Ścieżka pliku do eksportu może być dowolnie dostosowywana do wymagań użytkownika. Ponieważ przezroczysty kolorowy druk 3D jest profesjonalną usługą, skompresuj i spakuj pliki VRML i wyślij je do usługodawcy. Multimodalny model fuzji CT i MRI jest wykorzystywany do planowania przedoperacyjnego i szkolenia w zakresie selektywnej rizotomii grzbietowej lub SDR.
Graficzny interfejs użytkownika wycinków w woluminie z danych HRCT jest pokazany na tym rysunku. Za pomocą tego graficznego interfejsu użytkownika chirurdzy mogą wyświetlić strukturę kręgosłupa zawartą we wszystkich danych TK. Przedstawiony tutaj obraz graficzny przedstawia rozkład intensywności danych HRCT kręgów.
Te informacje ilościowe pomagają określić zakres filtrowania struktury kręgów. Model drukowania 3D do selektywnej rizotomii grzbietowej lub planowania i trenowania SDR jest pokazany na tym obrazie. Różnokolorowe barwniki są używane do pogardzania i odróżniania struktur, takich jak kości i nerwy.
Struktura nerwu rdzeniowego jest zabarwiona na żółto, a blaszki segmentów L4 i L5 w odpowiednim obszarze operacyjnym wyróżniają się czerwonym i niebieskim zabarwieniem.

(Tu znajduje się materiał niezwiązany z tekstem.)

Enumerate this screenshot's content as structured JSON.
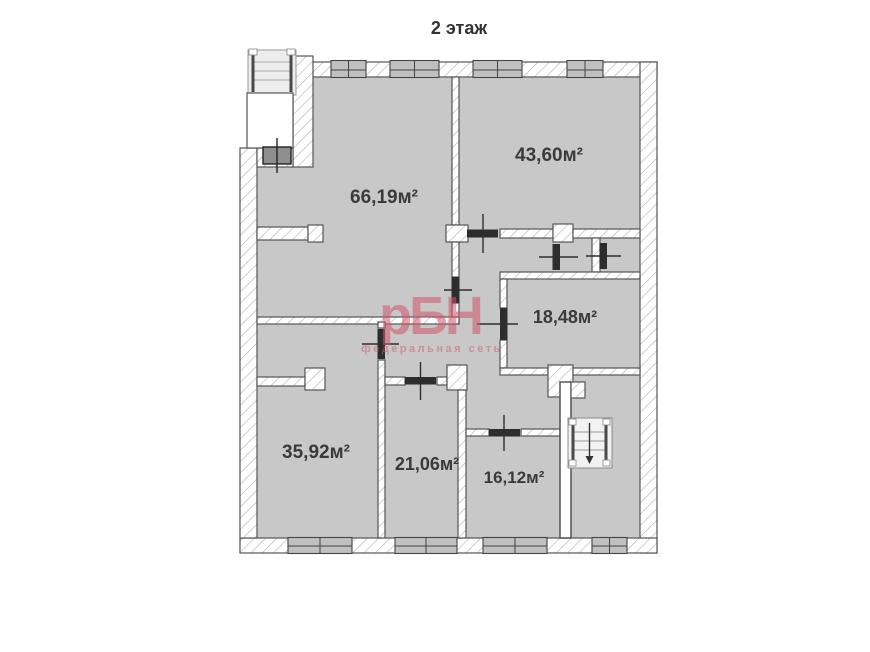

Struktura kości jest drukowana przy użyciu przezroczystego materiału żywicznego, który pozwala lekarzom obserwować strukturę nerwową pod blaszką poprzez strukturę kości. Równoważna, niewrażliwa lub multimodalna technologia fuzji z pewnością przyniesie różne nowe zastosowania, ponieważ lekarze mogą uzyskiwać informacje z różnych wymiarów w jednym modelu.
Diagnostyka oparta na obrazowaniu medycznym i nawigacja chirurgiczna są głównymi polami bitwy o multimodalną technologię fuzji w dziedzinie obrazowania medycznego.
View the full transcript and gain access to thousands of scientific videos
This study presents a novel approach to medical imaging by creating a 3D-printed model of a patient-specific lumbar vertebra. The model integrates high-resolution computed tomography (HRCT) and MRI-Dixon data, allowing for a comprehensive view of both bone and soft tissue structures.